As many magazines do, we planned this issue well in advance of the turmoil that has since taken place in 2021. We were looking ahead to a brighter and happier New Year. However, an issue full of our favorite cuisines and comfort foods may be needed now more than ever. The Chews Letter was created to not only fill our bellies, but our souls. Food is a language in and of itself, and we use it to communicate more than we probably realize.

This time of year, many are seeking healthy alternatives like the Creamy Lentil Curry on page 24 and the Espresso and Oat Maple Smoothie from Tapped Maple Syrup on page 21. If you are like me when times get tough, you might be looking for items that fill your soul and provide contentment like the Keto-Friendly Vegan Mini Peanut Butter Cups on page 26 or Brownie Cookies on page 48.

Favorite dishes are about more than just flavor. They are about the memories they evoke, the preparation involved, and the people who sit at our table. Chef Kenny Gilbert worried that the crowds would not come to his new restaurant when it opened late in 2020. A risky venture to open during the COVID-19 pandemic, to be sure, but where there is good food, especially with a menu like you find at Silkie’s and a local favorite chef preparing the cuisine, the people will come, as we learn in his story on page 11.
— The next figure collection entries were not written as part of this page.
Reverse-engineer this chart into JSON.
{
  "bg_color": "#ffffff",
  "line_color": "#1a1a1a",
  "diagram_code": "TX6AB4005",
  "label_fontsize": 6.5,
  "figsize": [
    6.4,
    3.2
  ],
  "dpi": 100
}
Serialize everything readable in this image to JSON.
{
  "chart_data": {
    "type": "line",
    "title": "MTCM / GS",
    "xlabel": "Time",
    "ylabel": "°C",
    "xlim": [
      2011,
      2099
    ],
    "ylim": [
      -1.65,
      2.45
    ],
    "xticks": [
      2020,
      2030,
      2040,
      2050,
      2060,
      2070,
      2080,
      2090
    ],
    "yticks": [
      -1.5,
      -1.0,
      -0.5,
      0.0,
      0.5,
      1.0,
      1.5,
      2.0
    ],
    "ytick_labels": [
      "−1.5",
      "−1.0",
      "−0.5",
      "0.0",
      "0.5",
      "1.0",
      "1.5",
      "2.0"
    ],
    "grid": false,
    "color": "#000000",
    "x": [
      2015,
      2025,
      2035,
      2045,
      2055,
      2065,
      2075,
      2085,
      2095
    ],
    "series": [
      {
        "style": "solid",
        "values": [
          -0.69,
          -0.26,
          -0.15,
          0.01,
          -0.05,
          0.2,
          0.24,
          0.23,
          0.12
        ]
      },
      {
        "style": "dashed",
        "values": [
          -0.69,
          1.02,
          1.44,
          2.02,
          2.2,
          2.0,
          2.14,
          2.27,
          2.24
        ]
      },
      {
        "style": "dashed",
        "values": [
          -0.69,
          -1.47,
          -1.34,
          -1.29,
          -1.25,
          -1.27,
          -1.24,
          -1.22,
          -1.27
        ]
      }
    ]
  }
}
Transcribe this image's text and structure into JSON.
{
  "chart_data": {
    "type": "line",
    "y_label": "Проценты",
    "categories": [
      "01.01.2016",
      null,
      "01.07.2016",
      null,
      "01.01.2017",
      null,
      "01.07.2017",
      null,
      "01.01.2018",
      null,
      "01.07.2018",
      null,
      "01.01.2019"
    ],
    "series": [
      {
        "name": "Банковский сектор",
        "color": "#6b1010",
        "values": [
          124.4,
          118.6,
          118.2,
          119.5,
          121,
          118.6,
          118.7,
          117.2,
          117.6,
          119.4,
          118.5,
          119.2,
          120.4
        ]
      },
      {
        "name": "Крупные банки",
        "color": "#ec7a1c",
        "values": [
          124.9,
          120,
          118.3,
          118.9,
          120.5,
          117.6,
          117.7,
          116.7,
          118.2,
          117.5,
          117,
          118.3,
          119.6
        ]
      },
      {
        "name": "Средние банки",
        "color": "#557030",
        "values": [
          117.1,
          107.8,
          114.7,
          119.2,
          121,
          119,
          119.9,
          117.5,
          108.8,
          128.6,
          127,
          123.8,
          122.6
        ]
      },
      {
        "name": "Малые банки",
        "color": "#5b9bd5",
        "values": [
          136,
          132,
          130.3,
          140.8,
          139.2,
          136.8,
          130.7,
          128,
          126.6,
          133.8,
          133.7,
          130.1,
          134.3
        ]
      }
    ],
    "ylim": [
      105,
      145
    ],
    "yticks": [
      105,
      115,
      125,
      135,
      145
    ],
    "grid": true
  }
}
Perhaps the best example of the memories inspired by food is the story of Cynthia McFarland’s potato soup found on page 28. She speaks about her mother, the recipe scrawled in her mother’s hand, and the coziness she finds when making and eating the soup. It was a simple recipe that she has tweaked to her palate over the years, but in collaboration with Chef Patrice Perron and Elodie Guinard Perron, has taken traditions from France to add more layers and memories to that humble soup.

Speaking of traditions surviving the test of time, Joy Conley tells us the story of how using old world recipes has helped her to grow a thriving Etsy business in this issue’s Snack Sheet on page 19. And what would an issue full of favorites be without a look at appetizers and cocktails from the 1920s? It may, at times, feel like this decade is overdone, but there is a reason that we keep looking back and theming parties with deviled eggs and art deco decoration. If you are as intrigued as I am with the simple finger foods and then outlawed cocktails that emerged a hundred years ago, then you will not want to miss the story on page 40.

I hope this issue provides you with some newfound favorite recipes and plenty of comfort as we dive headfirst into 2021.